4 · The big one: nothing crossed the virtual switch
The hardest problem: with everything apparently configured correctly, the client could not pull a DHCP lease on any VLAN. Rather than guess, I isolated the fault layer by layer:
- Client side: the VLAN sub-interface was up and tagging correctly (confirmed with
ip -d link) — so the client was fine. - Firewall side: all three VLAN interfaces showed up with correct IPs — so the config was fine. But their inbound packet counters read zero: the firewall was hearing nothing.
- Cross-check: even untagged pings across the virtual network failed. When nothing crosses at all — tagged or untagged — the fault is the switch fabric itself, not the VLANs.

Root cause. I’d opened the VMware Virtual Network Editor in read-only mode. Every earlier “re-apply” of the host-only network looked like it worked, but the
Applybutton was inactive — so the underlying virtual switch was never actually rebuilt. Clicking Change Settings to elevate to admin, then toggling and re-applying the network, rebuilt the switch. The DHCP lease landed on the very next attempt.

The lesson generalises well beyond this bug: a healthy-looking config on both endpoints doesn’t prove the medium between them works. Testing the untagged path was what pointed past the VLANs to the switch.
Outcome
The finished lab is a firewall enforcing genuine three-way isolation, verifiable on demand: a single client machine can drop onto any zone by changing one VLAN tag and observe exactly the access that zone’s rules permit. Blocked traffic can be watched live in the firewall logs as it’s dropped.

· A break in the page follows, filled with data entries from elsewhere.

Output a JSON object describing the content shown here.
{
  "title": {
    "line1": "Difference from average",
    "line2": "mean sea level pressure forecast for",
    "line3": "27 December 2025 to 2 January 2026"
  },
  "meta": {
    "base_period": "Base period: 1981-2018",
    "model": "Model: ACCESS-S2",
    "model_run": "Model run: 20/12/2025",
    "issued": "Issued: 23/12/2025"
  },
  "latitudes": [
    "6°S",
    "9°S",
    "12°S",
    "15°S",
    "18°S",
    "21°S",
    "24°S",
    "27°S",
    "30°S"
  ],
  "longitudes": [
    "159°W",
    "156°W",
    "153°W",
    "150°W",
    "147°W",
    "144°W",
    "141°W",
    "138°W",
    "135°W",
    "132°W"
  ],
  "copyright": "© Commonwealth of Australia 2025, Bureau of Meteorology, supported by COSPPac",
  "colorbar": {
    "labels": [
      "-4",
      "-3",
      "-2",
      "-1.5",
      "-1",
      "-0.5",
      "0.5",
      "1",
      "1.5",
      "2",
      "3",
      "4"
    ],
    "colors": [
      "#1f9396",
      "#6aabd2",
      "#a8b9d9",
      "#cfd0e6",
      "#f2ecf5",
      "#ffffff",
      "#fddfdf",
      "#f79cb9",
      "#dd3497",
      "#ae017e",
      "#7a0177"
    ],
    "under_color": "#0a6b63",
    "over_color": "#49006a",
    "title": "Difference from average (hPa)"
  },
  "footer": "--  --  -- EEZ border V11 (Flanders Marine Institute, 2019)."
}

- VLANs & 802.1Q trunking — tagging, a shared trunk, per-VLAN subnets and DHCP.
- Inter-VLAN routing & firewalling — router-on-a-stick with default-deny, stateful, ordered rules.
- Firewall rule design — reusable aliases, DNS-before-block ordering, least-privilege zones.
- Systematic troubleshooting — isolating a fault across client, firewall, and switch layers instead of guessing.
- Virtualisation — recreating a full managed-switch topology, and a real desktop client, with zero physical hardware.
Every concept here — trunking, tagging, inter-VLAN routing, zone-based firewalling — is exactly what runs on physical enterprise gear. The only difference is that the switch, the cabling, and the test PCs were all software. The design, and the isolation it enforces, are the real thing.